Yea, I'm referring specifically to the idea that Docker as a requirement
for doing a hello world Airflow will make things better. I don't think it
will.

On Wednesday, May 4, 2016, Lance Norskog <[email protected]> wrote:

> We use Docker at Edmodo and it really helped for Airflow.
>
> It's easy to say "pip install airflow" itself, but some of the database
> drivers require pip installs that then require dev versions of host .rpm or
> .deb packages because they want a .h file to compile against.
>
> We are porting a large complex Hadoop-based ETL to Airflow and used Docker
> to package web services that we call from Airflow.
>
> Another part of our system is that we want to set up Amazon "AutoStart
> Groups" to launch more Airflow executor servers when our main server
> becomes overloaded. We run a few large-memory Java jobs and this will be a
> problem soon.

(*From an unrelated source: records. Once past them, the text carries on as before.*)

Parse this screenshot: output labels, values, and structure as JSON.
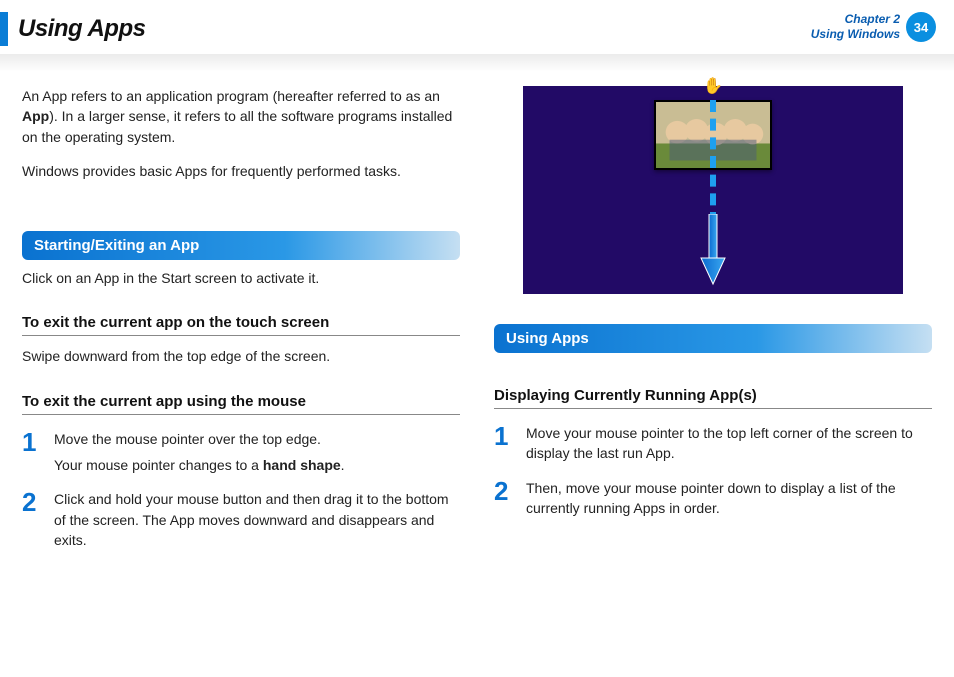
{
  "header": {
    "title": "Using Apps",
    "chapter_line1": "Chapter 2",
    "chapter_line2": "Using Windows",
    "page_number": "34"
  },
  "left": {
    "intro_before_bold": "An App refers to an application program (hereafter referred to as an ",
    "intro_bold": "App",
    "intro_after_bold": "). In a larger sense, it refers to all the software programs installed on the operating system.",
    "intro_p2": "Windows provides basic Apps for frequently performed tasks.",
    "heading1": "Starting/Exiting an App",
    "heading1_text": "Click on an App in the Start screen to activate it.",
    "sub1": "To exit the current app on the touch screen",
    "sub1_text": "Swipe downward from the top edge of the screen.",
    "sub2": "To exit the current app using the mouse",
    "steps": [
      {
        "num": "1",
        "p1": "Move the mouse pointer over the top edge.",
        "p2_before_bold": "Your mouse pointer changes to a ",
        "p2_bold": "hand shape",
        "p2_after_bold": "."
      },
      {
        "num": "2",
        "p1": "Click and hold your mouse button and then drag it to the bottom of the screen. The App moves downward and disappears and exits."
      }
    ]
  },
  "right": {
    "heading1": "Using Apps",
    "sub1": "Displaying Currently Running App(s)",
    "steps": [
      {
        "num": "1",
        "p1": "Move your mouse pointer to the top left corner of the screen to display the last run App."
      },
      {
        "num": "2",
        "p1": "Then, move your mouse pointer down to display a list of the currently running Apps in order."
      }
    ]
  }
}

Our tooling lets us easily set this up with Docker. (We wrote
> something just like Docker Compose that talks to ASG. It's incredibly
> useful.)
>
> So, yeah, "pip install airflow" is fine for kicking the tires but we needed
> binary management rather quickly after that.
>
> Cheers,
>
> Lance
>
> On Wed, May 4, 2016 at 1:28 PM, Chris Riccomini <[email protected]
> <javascript:;>>
> wrote:
>
> > > As far as ease of use, while docker is definitely getting more popular,
> > it
> > is hard to beat the current pip install flow for people not quite up to
> > date
> > on how to setup docker. It seems like one more hurdle if you just want to
> > get started.
> >
> > Strongly agree. We tried to use Vagrant and then Docker with a prior
> > project, and it was a pain. Another project that I'm working with now
> uses
> > Docker for its hello-world stuff, and it's really troublesome. You will
> get
> > WAY more questions if you go this route than the current simple
> pip/sqlite
> > route.
> >
> > On Wed, May 4, 2016 at 12:27 PM, Maxime Beauchemin <
> > [email protected] <javascript:;>> wrote:
> >
> > > Yeah I'd be curious to see how the Docker setup instructions (from
> > scratch)
> > > would compare to the current ones.
> > >
> > > On Wed, May 4, 2016 at 11:05 AM, Arthur Wiedmer <
> > [email protected] <javascript:;>>
> > > wrote:
> > >
> > > > +1, but it feels like just piling on.
> > > >
> > > > One thing we could consider is which part we would like to fix.
> > > >
> > > > - If it is the seriousness/production ready db, but that is still a
> > local
> > > > db/client, we could try something like firebird.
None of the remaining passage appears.